Department of Surgery, University of Wisconsin, Madison, Wisconsin.
Department of Biostatistics and Medical Informatics, University of Wisconsin, Madison, Wisconsin.
J Surg Res. 2023 Nov;291:7-16. doi: 10.1016/j.jss.2023.05.015. Epub 2023 Jun 15.
Weight gain among young adults continues to increase. Identifying adults at high risk for weight gain and intervening before they gain weight could have a major public health impact. Our objective was to develop and test electronic health record-based machine learning models to predict weight gain in young adults with overweight/class 1 obesity.
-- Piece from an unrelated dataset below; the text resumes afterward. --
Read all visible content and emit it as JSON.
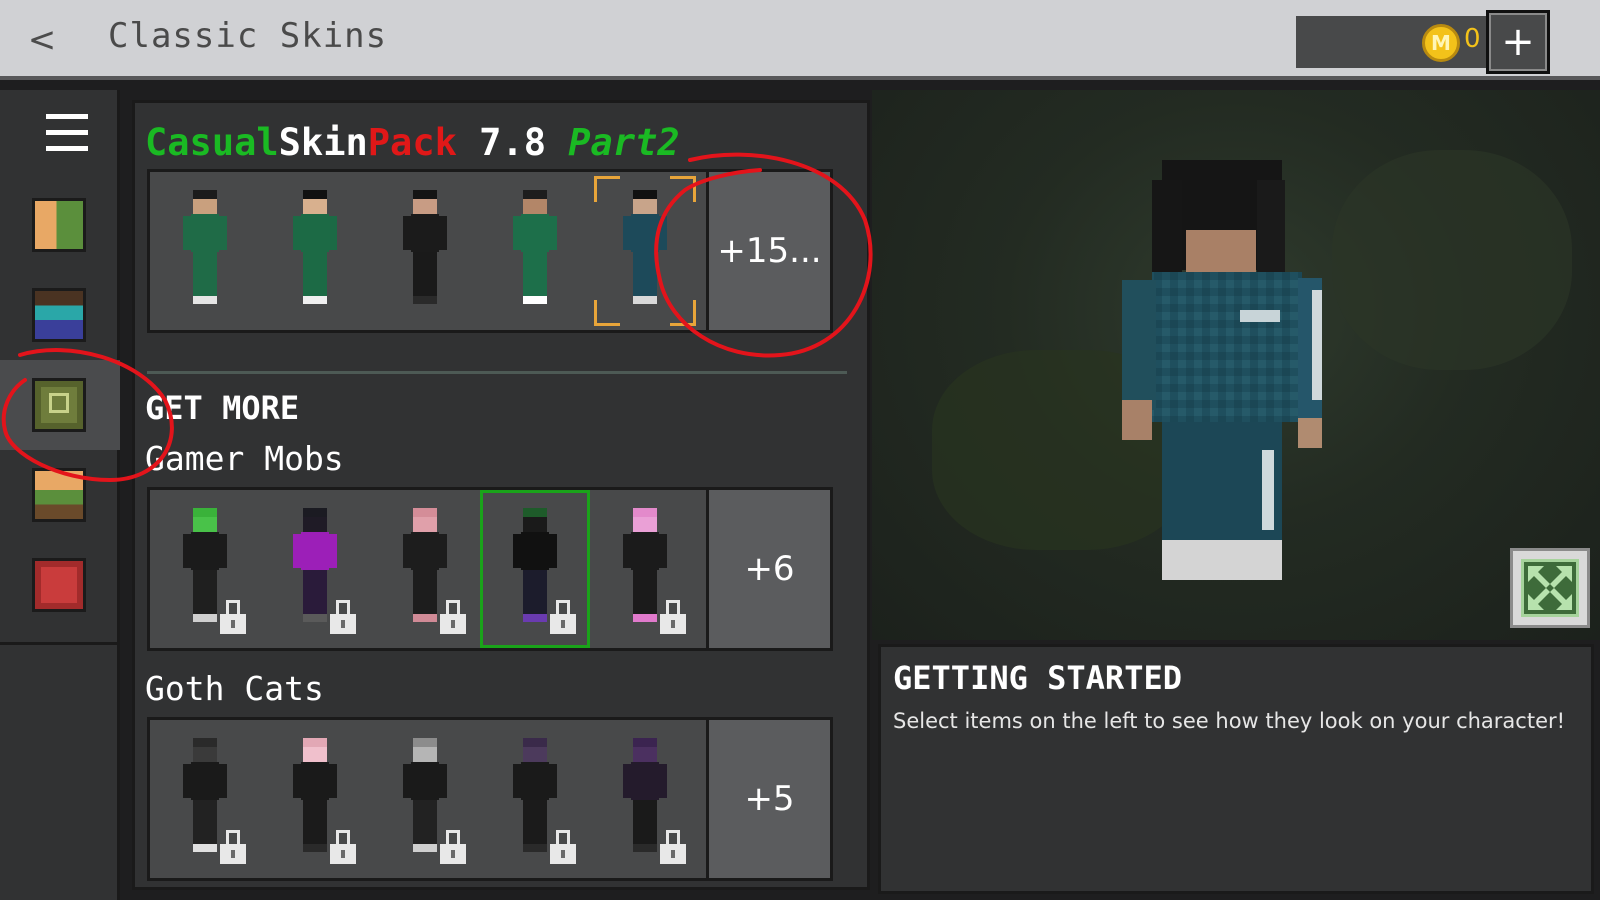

Seven machine learning models were assessed, including three regression models, random forest, single-layer neural network, gradient-boosted decision trees, and support vector machine (SVM) models. Four categories of predictors were included: 1) demographics; 2) obesity-related health conditions; 3) laboratory data and vital signs; and 4) neighborhood-level variables. The cohort was split 60:40 for model training and validation. Area under the receiver operating characteristic curves (AUC) were calculated to determine model accuracy at predicting high-risk individuals, defined by ≥ 10% total body weight gain within 2 y. Variable importance was measured via generalized analysis of variance procedures.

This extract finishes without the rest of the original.